To start off I am in favor of tabs. I'm not too religious about it, but if we're going to use spaces then it's gotta be 4. I actually don't have too many problems with using spaces, especially since my Vim has a plugin to detect indentation. However, if I am to choose how indentation is done then I choose tabs over spaces any day. My reasoning for this is simple: if tab characters are used then everyone gets to see the indentation they prefer. Remember how I said that if I use spaces it has to be 4? Yeah, that's because my tab size is set to 4. If tabs are used then I get to see a 4 column indentation, someone else gets to see a 2 column indentation, and someone else can see an 8 column indentation. Typically this is seen as a disadvantage of tabs, however I see it as advantageous since every programmer gets to see their code in the way they want it. Some may complain that they have to get used to pressing the tab key instead of the space bar, but to them I say that they should've setup their editor to convert tabs to spaces from the beginning instead of having to hit the space bar 4 times just to indent a line of code.
One disadvantage that must be acknowledged is that this makes the `columns' number on your editor almost useless (since it counts tabs as only one column). However, I do not see this as important since all you really need is the line number and the compiler will tell you at what point on that line (in terms of the code on that line) the error/warning is coming from. No need for columns.

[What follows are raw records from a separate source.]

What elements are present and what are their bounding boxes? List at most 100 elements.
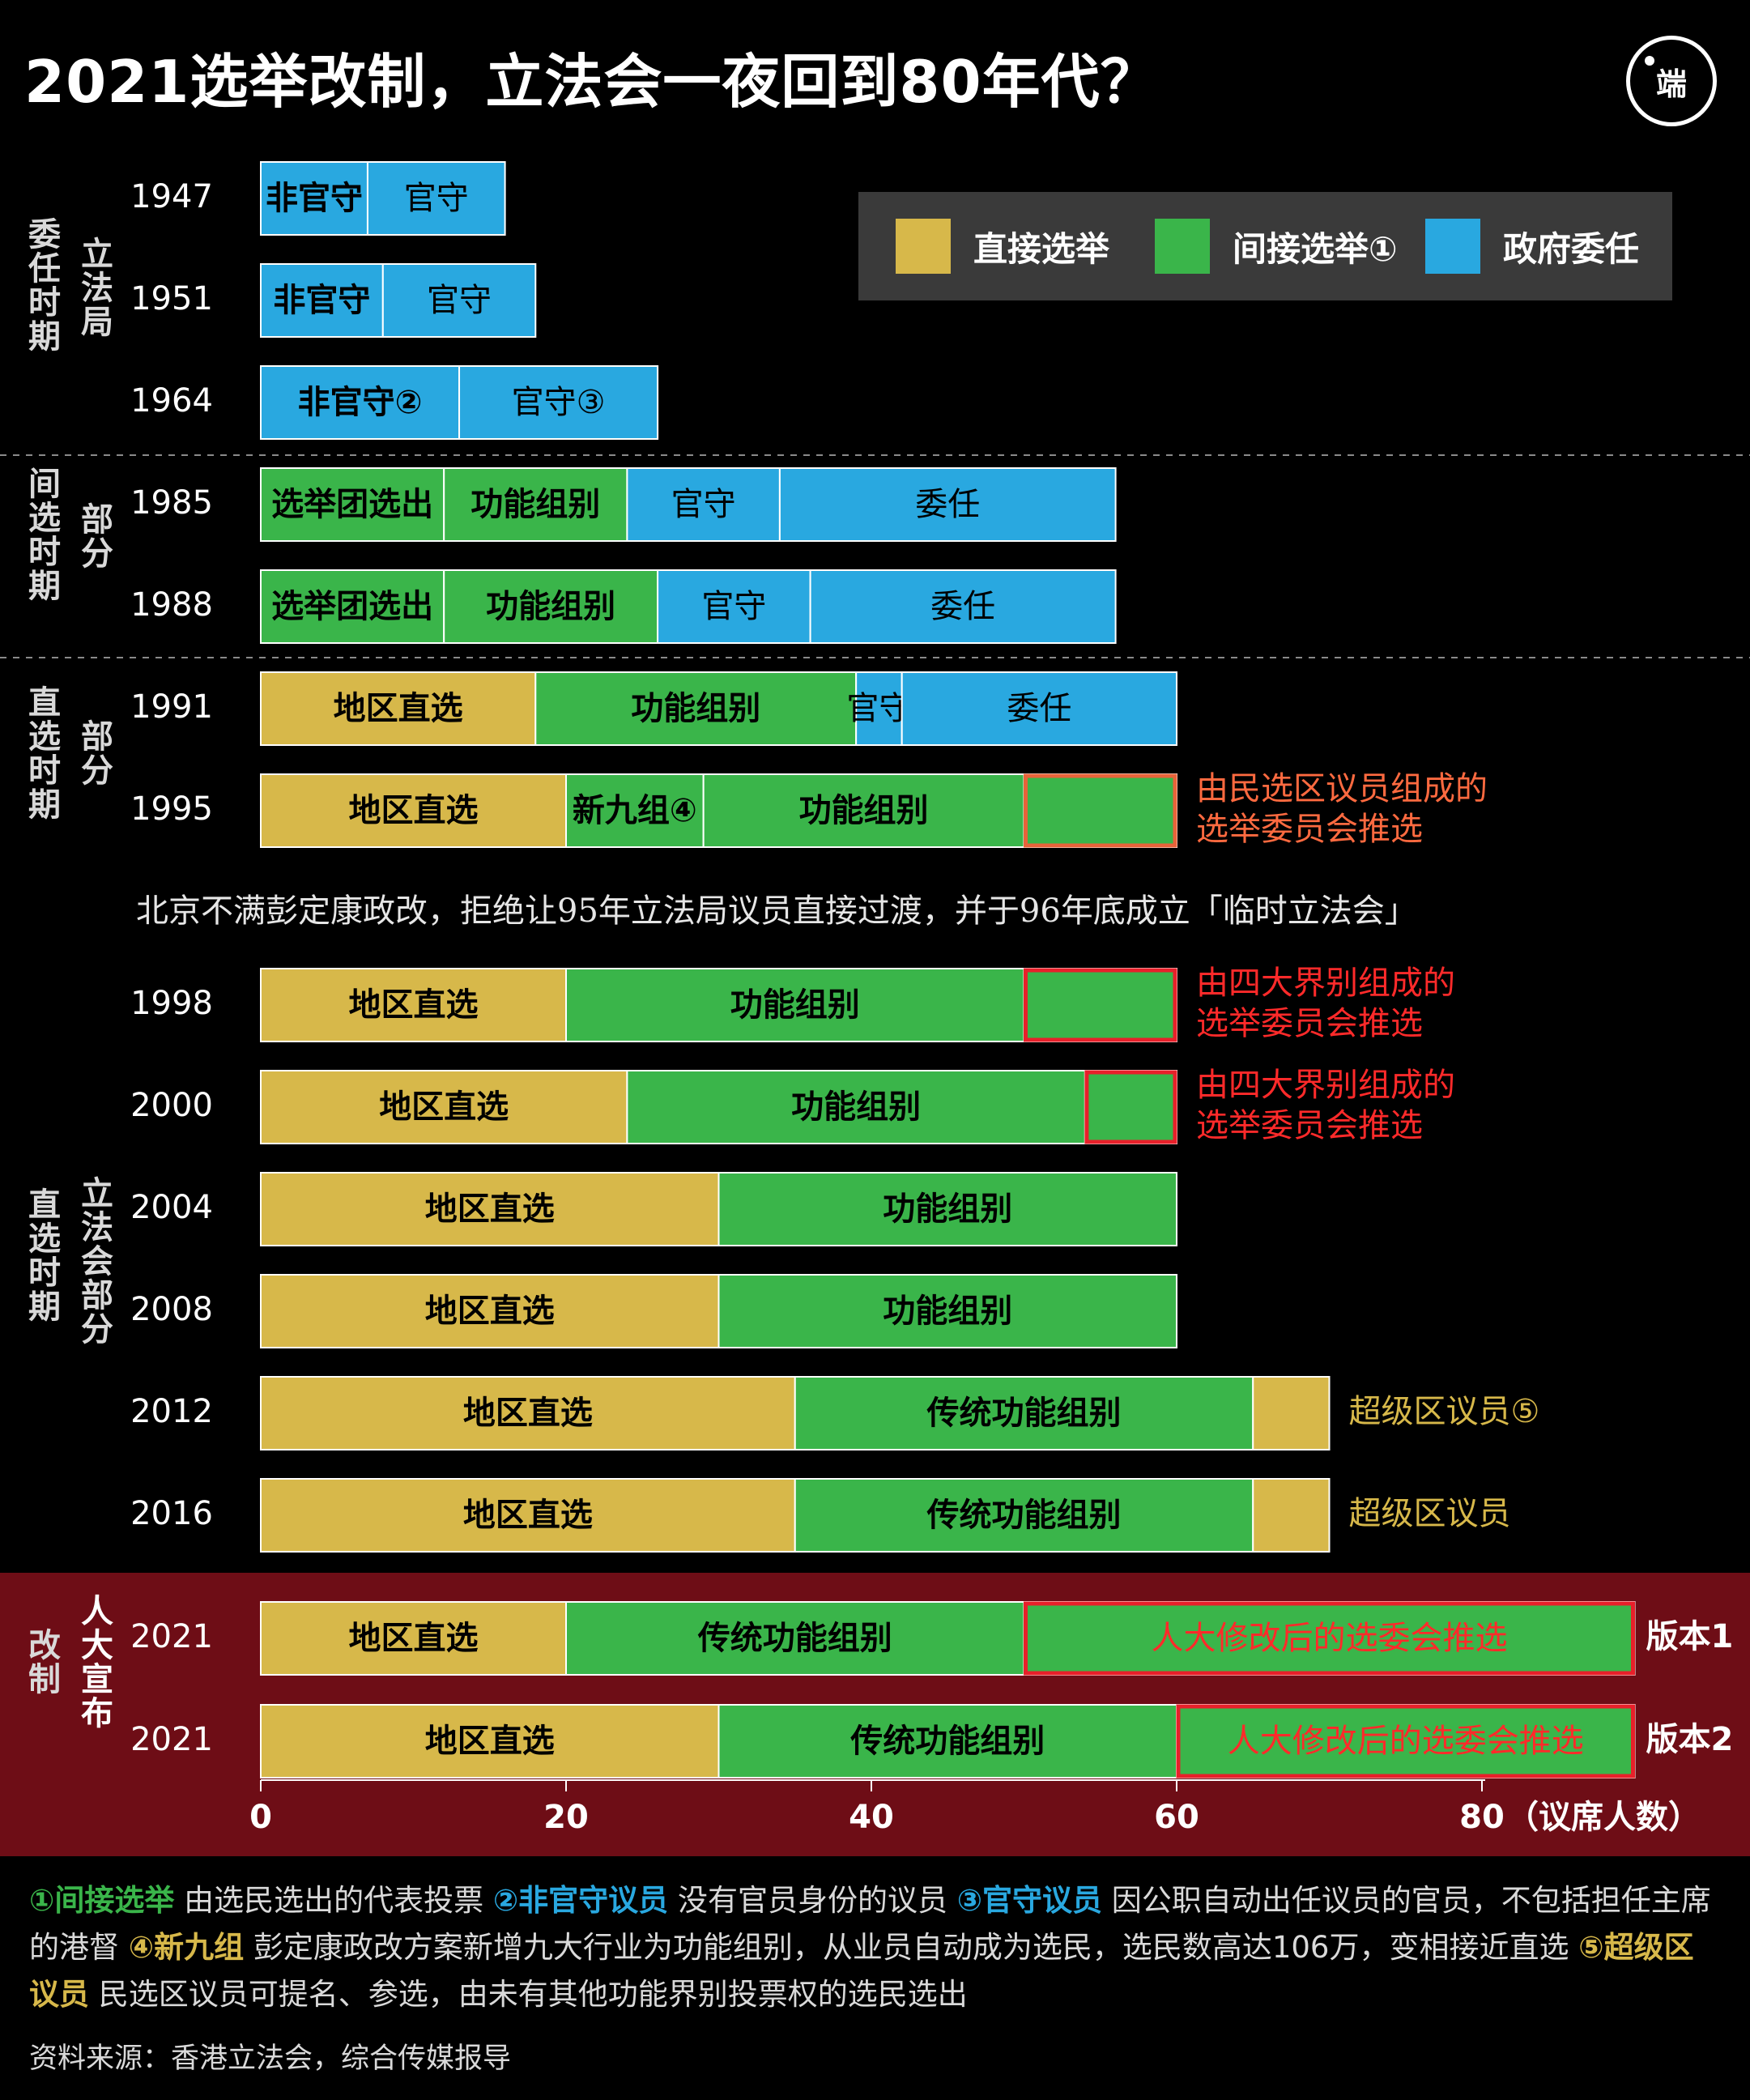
bar-segment: [366, 161, 506, 236]
bar-segment: [717, 1172, 1177, 1246]
period-label-char: 选: [28, 500, 61, 537]
bar-segment: [809, 569, 1117, 644]
bar-segment: [458, 365, 659, 440]
legend-swatch-appointed: [1425, 219, 1480, 274]
footnote-text-5: 民选区议员可提名、参选，由未有其他功能界别投票权的选民选出: [89, 1977, 968, 2012]
footnote-key-5: ⑤超级区议员: [29, 1930, 1694, 2012]
period-sub-char: 法: [81, 1209, 113, 1246]
row-annotation: 超级区议员⑤: [1349, 1393, 1540, 1430]
legend: 直接选举 间接选举① 政府委任: [858, 192, 1672, 300]
period-label-char: 任: [28, 250, 61, 288]
period-label-char: 委: [28, 216, 61, 253]
bar-segment-label: 选举团选出: [271, 588, 433, 625]
period-label-char: 间: [28, 466, 61, 503]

Basically, tabs allow each programmer to see things how they want to and be more efficient (since they'll be able to see all projects with the same indentation so long as they use tabs or the same number of spaces as there are columns in their tabs). Therefore, by using tabs everyone gets to see the code the way they want to and no one has to pass code back and forth between a styler. So let's stop the indentation size dictatorship of spaces that stops the hacker from seeing the code the way they want and work towards a tabs future so every hacker can read the code how they want to!